I have some questions on part (b)

Here is my solution for (a):

Conservation of linear momentum:

$$\Delta p = p_f - p_i = m_f v_f - m_i v_i$$

Solving for mass:

$$E = mc^2 \Rightarrow m = \frac{E}{{c^2 }}$$

Substituting mass into conservation of linear momentum:

$$\Delta p = \frac{{E_f }}{{c^2 }} \cdot v_f - \frac{{E_i }}{{c^2 }} \cdot v_i$$

Replace final velocity and initial velocity with $$c$$ since both velocities are the speed of the photons which are constant speed of light:

$$\Delta p = \frac{{E_f }}{{c^2 }} \cdot c - \frac{{E_i }}{{c^2 }} \cdot c$$

Simplify:

$$\Delta p = \frac{{E_f }}{c} - \frac{{E_i }}{c}$$

$$\Delta p = \frac{{\Delta E}}{c}$$

I think I may have a solution for part (b):

Using the conservation of mechanical energy:

$$\Delta E_{internal} = \Delta K$$

$$1500 = \frac{1}{2}mv^2$$

$$1500 = \frac{1}{2}\left( {1.5} \right)v^2$$

$$v = \sqrt {\frac{{1500}}{{\left( {0.5} \right)\left( {1.5} \right)}}}$$

$$v = 44.7 \mbox{ m/s}$$

Does that look like a valid solution for part (b)?

Last edited by a moderator: May 2, 2017
2. Nov 8, 2006

### opticaltempest

Part (b) seems incorrect. Does anyone have any suggestions? The velocity seems high because I would imagine photons possess little momentum.

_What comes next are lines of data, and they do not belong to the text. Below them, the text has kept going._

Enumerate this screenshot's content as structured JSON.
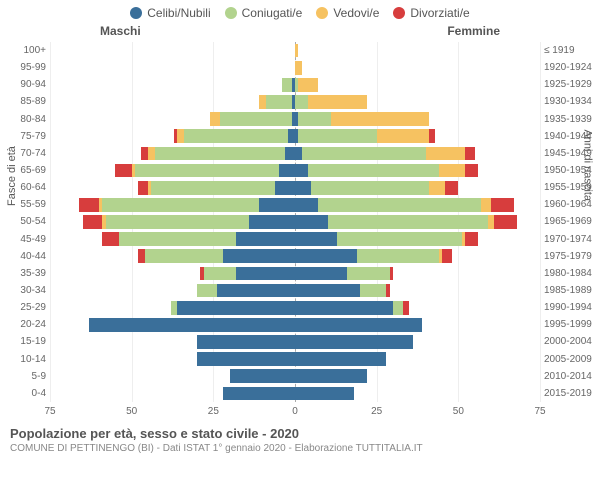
{
  "legend": [
    {
      "label": "Celibi/Nubili",
      "color": "#3a6f9a"
    },
    {
      "label": "Coniugati/e",
      "color": "#b2d38e"
    },
    {
      "label": "Vedovi/e",
      "color": "#f6c261"
    },
    {
      "label": "Divorziati/e",
      "color": "#d73d3d"
    }
  ],
  "headers": {
    "left": "Maschi",
    "right": "Femmine"
  },
  "axis_titles": {
    "left": "Fasce di età",
    "right": "Anni di nascita"
  },
  "x_axis": {
    "max": 75,
    "ticks": [
      75,
      50,
      25,
      0,
      25,
      50,
      75
    ]
  },
  "colors": {
    "celibi": "#3a6f9a",
    "coniugati": "#b2d38e",
    "vedovi": "#f6c261",
    "divorziati": "#d73d3d",
    "grid": "#eeeeee",
    "center": "#aaaaaa",
    "bg": "#ffffff"
  },
  "rows": [
    {
      "age": "100+",
      "birth": "≤ 1919",
      "m": [
        0,
        0,
        0,
        0
      ],
      "f": [
        0,
        0,
        1,
        0
      ]
    },
    {
      "age": "95-99",
      "birth": "1920-1924",
      "m": [
        0,
        0,
        0,
        0
      ],
      "f": [
        0,
        0,
        2,
        0
      ]
    },
    {
      "age": "90-94",
      "birth": "1925-1929",
      "m": [
        1,
        3,
        0,
        0
      ],
      "f": [
        0,
        1,
        6,
        0
      ]
    },
    {
      "age": "85-89",
      "birth": "1930-1934",
      "m": [
        1,
        8,
        2,
        0
      ],
      "f": [
        0,
        4,
        18,
        0
      ]
    },
    {
      "age": "80-84",
      "birth": "1935-1939",
      "m": [
        1,
        22,
        3,
        0
      ],
      "f": [
        1,
        10,
        30,
        0
      ]
    },
    {
      "age": "75-79",
      "birth": "1940-1944",
      "m": [
        2,
        32,
        2,
        1
      ],
      "f": [
        1,
        24,
        16,
        2
      ]
    },
    {
      "age": "70-74",
      "birth": "1945-1949",
      "m": [
        3,
        40,
        2,
        2
      ],
      "f": [
        2,
        38,
        12,
        3
      ]
    },
    {
      "age": "65-69",
      "birth": "1950-1954",
      "m": [
        5,
        44,
        1,
        5
      ],
      "f": [
        4,
        40,
        8,
        4
      ]
    },
    {
      "age": "60-64",
      "birth": "1955-1959",
      "m": [
        6,
        38,
        1,
        3
      ],
      "f": [
        5,
        36,
        5,
        4
      ]
    },
    {
      "age": "55-59",
      "birth": "1960-1964",
      "m": [
        11,
        48,
        1,
        6
      ],
      "f": [
        7,
        50,
        3,
        7
      ]
    },
    {
      "age": "50-54",
      "birth": "1965-1969",
      "m": [
        14,
        44,
        1,
        6
      ],
      "f": [
        10,
        49,
        2,
        7
      ]
    },
    {
      "age": "45-49",
      "birth": "1970-1974",
      "m": [
        18,
        36,
        0,
        5
      ],
      "f": [
        13,
        38,
        1,
        4
      ]
    },
    {
      "age": "40-44",
      "birth": "1975-1979",
      "m": [
        22,
        24,
        0,
        2
      ],
      "f": [
        19,
        25,
        1,
        3
      ]
    },
    {
      "age": "35-39",
      "birth": "1980-1984",
      "m": [
        18,
        10,
        0,
        1
      ],
      "f": [
        16,
        13,
        0,
        1
      ]
    },
    {
      "age": "30-34",
      "birth": "1985-1989",
      "m": [
        24,
        6,
        0,
        0
      ],
      "f": [
        20,
        8,
        0,
        1
      ]
    },
    {
      "age": "25-29",
      "birth": "1990-1994",
      "m": [
        36,
        2,
        0,
        0
      ],
      "f": [
        30,
        3,
        0,
        2
      ]
    },
    {
      "age": "20-24",
      "birth": "1995-1999",
      "m": [
        63,
        0,
        0,
        0
      ],
      "f": [
        39,
        0,
        0,
        0
      ]
    },
    {
      "age": "15-19",
      "birth": "2000-2004",
      "m": [
        30,
        0,
        0,
        0
      ],
      "f": [
        36,
        0,
        0,
        0
      ]
    },
    {
      "age": "10-14",
      "birth": "2005-2009",
      "m": [
        30,
        0,
        0,
        0
      ],
      "f": [
        28,
        0,
        0,
        0
      ]
    },
    {
      "age": "5-9",
      "birth": "2010-2014",
      "m": [
        20,
        0,
        0,
        0
      ],
      "f": [
        22,
        0,
        0,
        0
      ]
    },
    {
      "age": "0-4",
      "birth": "2015-2019",
      "m": [
        22,
        0,
        0,
        0
      ],
      "f": [
        18,
        0,
        0,
        0
      ]
    }
  ],
  "footer": {
    "title": "Popolazione per età, sesso e stato civile - 2020",
    "subtitle": "COMUNE DI PETTINENGO (BI) - Dati ISTAT 1° gennaio 2020 - Elaborazione TUTTITALIA.IT"
  }
}
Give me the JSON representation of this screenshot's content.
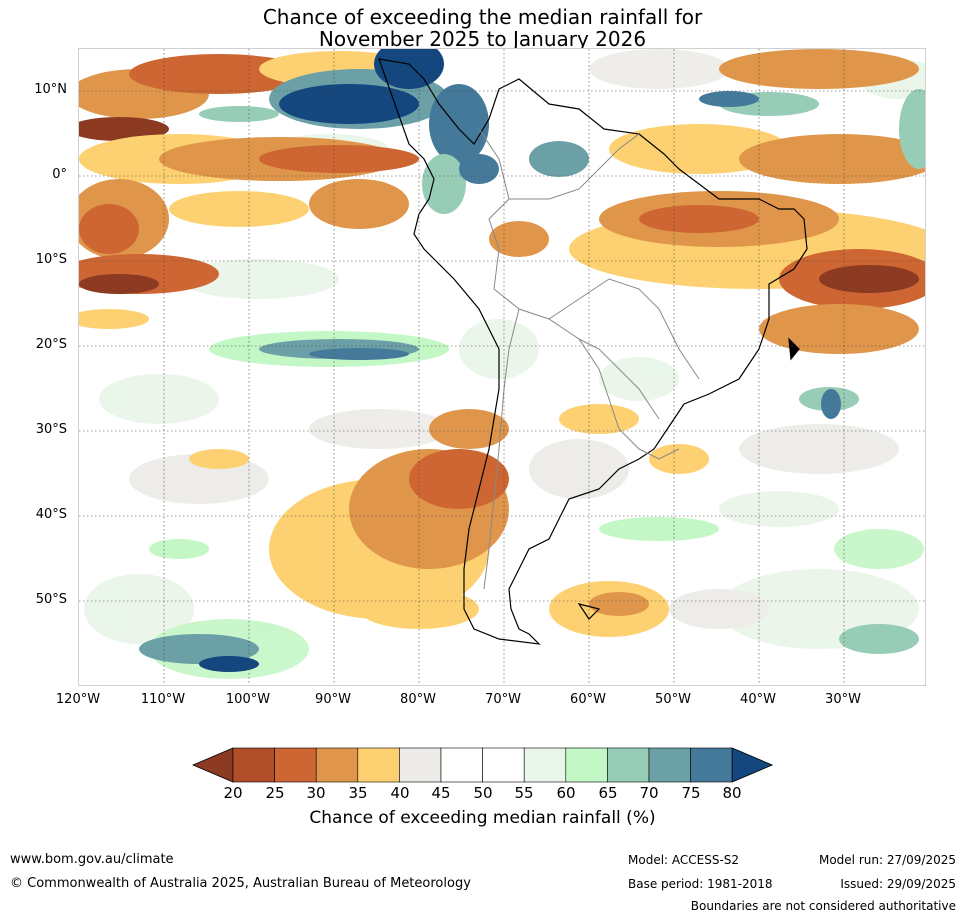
{
  "title": {
    "line1": "Chance of exceeding the median rainfall for",
    "line2": "November 2025 to January 2026"
  },
  "map": {
    "region": "South America",
    "latitude_labels": [
      "10°N",
      "0°",
      "10°S",
      "20°S",
      "30°S",
      "40°S",
      "50°S"
    ],
    "longitude_labels": [
      "120°W",
      "110°W",
      "100°W",
      "90°W",
      "80°W",
      "70°W",
      "60°W",
      "50°W",
      "40°W",
      "30°W"
    ],
    "lat_range": [
      -60,
      15
    ],
    "lon_range": [
      -120,
      -20
    ]
  },
  "legend": {
    "label": "Chance of exceeding median rainfall (%)",
    "ticks": [
      "20",
      "25",
      "30",
      "35",
      "40",
      "45",
      "50",
      "55",
      "60",
      "65",
      "70",
      "75",
      "80"
    ],
    "colors": [
      "#8c3a22",
      "#b04f2a",
      "#cd6633",
      "#e0964a",
      "#fdd171",
      "#ecebe7",
      "#ffffff",
      "#ffffff",
      "#e9f5e8",
      "#c4f7c6",
      "#97ccb6",
      "#6ba0a6",
      "#457999",
      "#13477e"
    ]
  },
  "footer": {
    "url": "www.bom.gov.au/climate",
    "copyright": "© Commonwealth of Australia 2025, Australian Bureau of Meteorology",
    "model": "Model: ACCESS-S2",
    "base_period": "Base period: 1981-2018",
    "model_run": "Model run: 27/09/2025",
    "issued": "Issued: 29/09/2025",
    "disclaimer": "Boundaries are not considered authoritative"
  }
}
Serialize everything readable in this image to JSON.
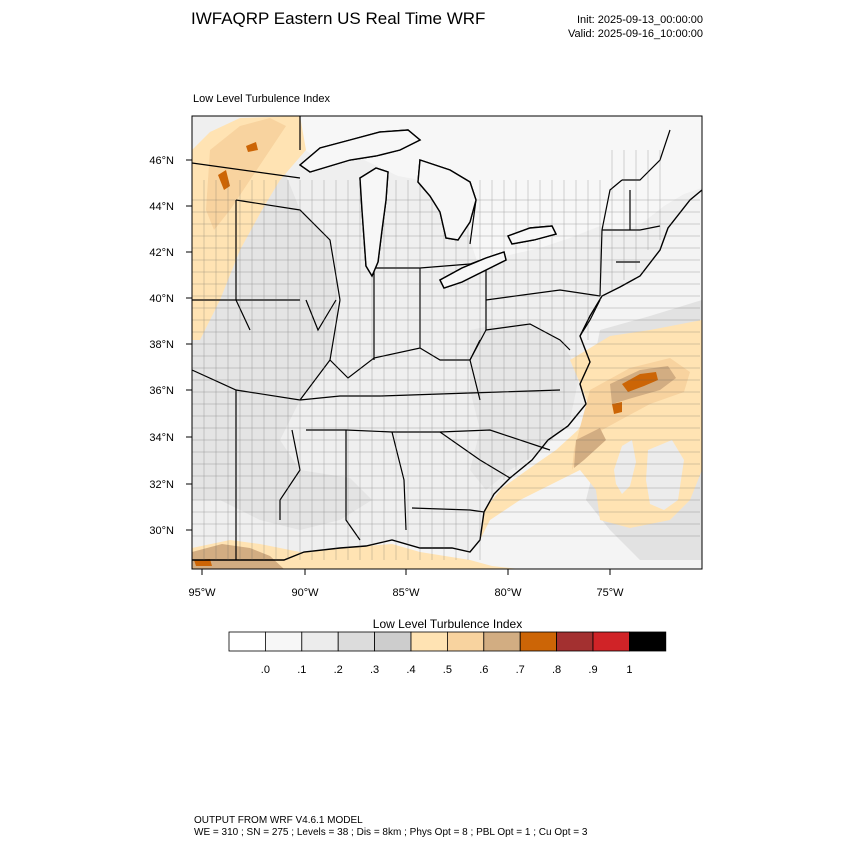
{
  "header": {
    "title": "IWFAQRP Eastern US Real Time WRF",
    "init": "Init: 2025-09-13_00:00:00",
    "valid": "Valid: 2025-09-16_10:00:00"
  },
  "map": {
    "field_label": "Low Level Turbulence Index",
    "lat_labels": [
      "46°N",
      "44°N",
      "42°N",
      "40°N",
      "38°N",
      "36°N",
      "34°N",
      "32°N",
      "30°N"
    ],
    "lon_labels": [
      "95°W",
      "90°W",
      "85°W",
      "80°W",
      "75°W"
    ]
  },
  "colorbar": {
    "title": "Low Level Turbulence Index",
    "tick_labels": [
      ".0",
      ".1",
      ".2",
      ".3",
      ".4",
      ".5",
      ".6",
      ".7",
      ".8",
      ".9",
      "1"
    ],
    "colors": [
      "#ffffff",
      "#f7f7f7",
      "#ececec",
      "#dcdcdc",
      "#cdcdcd",
      "#ffe3b3",
      "#f8d39f",
      "#d2ad82",
      "#cc6506",
      "#a33030",
      "#d02327",
      "#000000"
    ]
  },
  "footer": {
    "line1": "OUTPUT FROM WRF V4.6.1 MODEL",
    "line2": "WE = 310 ; SN = 275 ; Levels = 38 ; Dis = 8km ; Phys Opt = 8 ; PBL Opt = 1 ; Cu Opt = 3"
  }
}
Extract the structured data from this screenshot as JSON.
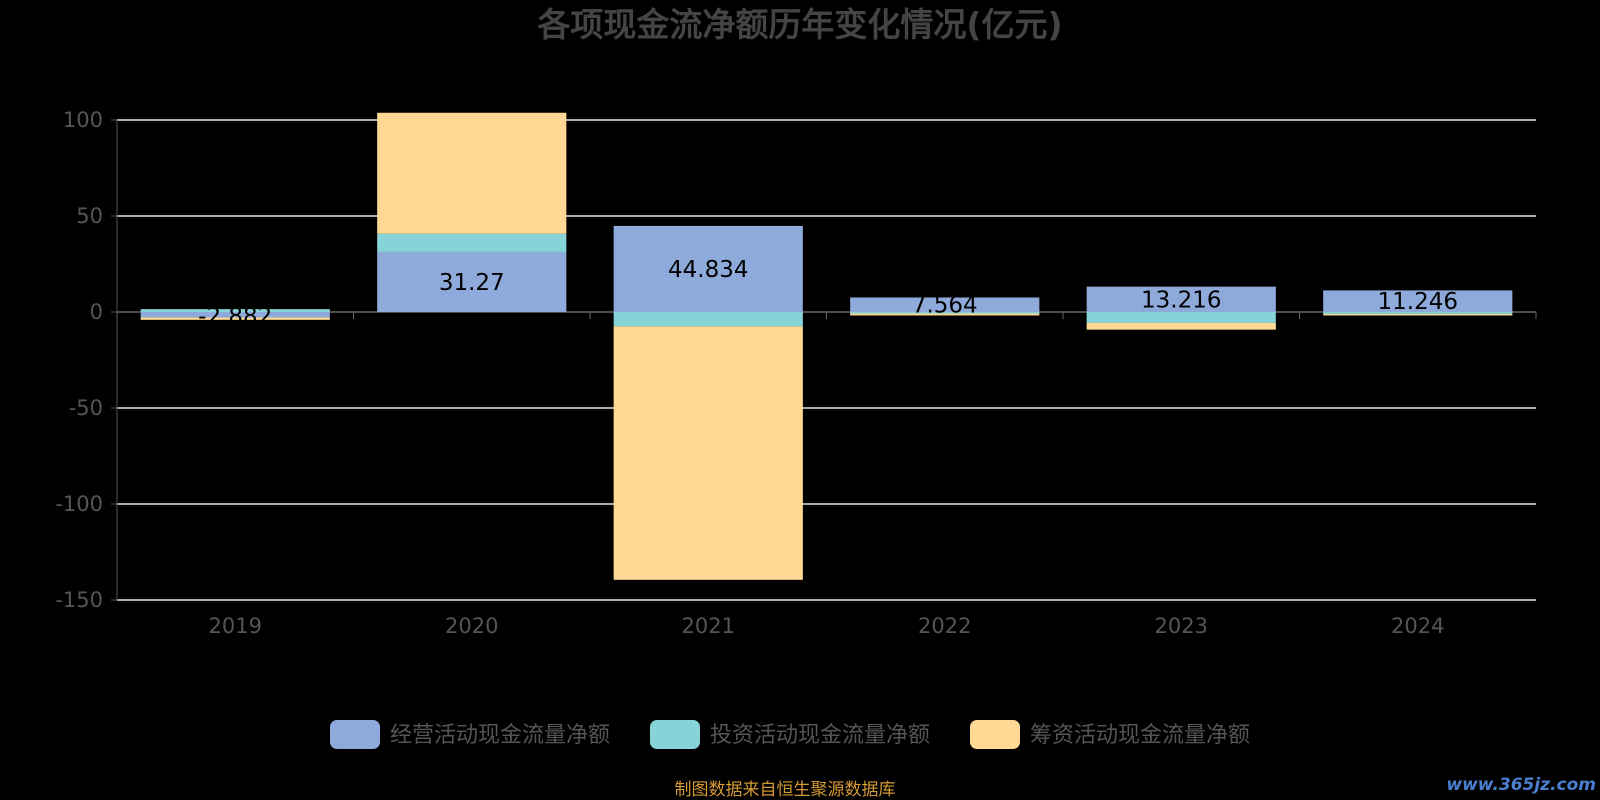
{
  "chart_data": {
    "type": "bar",
    "stacked": true,
    "title": "各项现金流净额历年变化情况(亿元)",
    "categories": [
      "2019",
      "2020",
      "2021",
      "2022",
      "2023",
      "2024"
    ],
    "series": [
      {
        "name": "经营活动现金流量净额",
        "color": "#8eaadb",
        "values": [
          -2.882,
          31.27,
          44.834,
          7.564,
          13.216,
          11.246
        ],
        "labels": [
          "-2.882",
          "31.27",
          "44.834",
          "7.564",
          "13.216",
          "11.246"
        ]
      },
      {
        "name": "投资活动现金流量净额",
        "color": "#86d4d8",
        "values": [
          1.5,
          9.5,
          -7.5,
          -0.8,
          -5.7,
          -1.0
        ]
      },
      {
        "name": "筹资活动现金流量净额",
        "color": "#ffd893",
        "values": [
          -1.2,
          63.0,
          -132.0,
          -1.0,
          -3.5,
          -0.8
        ]
      }
    ],
    "ylim": [
      -150,
      100
    ],
    "yticks": [
      100,
      50,
      0,
      -50,
      -100,
      -150
    ],
    "grid": true,
    "legend_position": "bottom"
  },
  "source_note": "制图数据来自恒生聚源数据库",
  "watermark": "www.365jz.com"
}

Here is my new answer for (b):

Using the conservation of linear momentum and the fact that the momentum of the release of photons is equal to $$\frac{{\Delta E}}{c}$$, we have

$$\frac{{\Delta E}}{c} = mv$$

$$\frac{{1500}}{c} = 1.5v$$

$$v = \frac{{1500}}{{1.5c}}$$

$$v = 3.33 \mbox{\mu m}$$

Last edited: Nov 8, 2006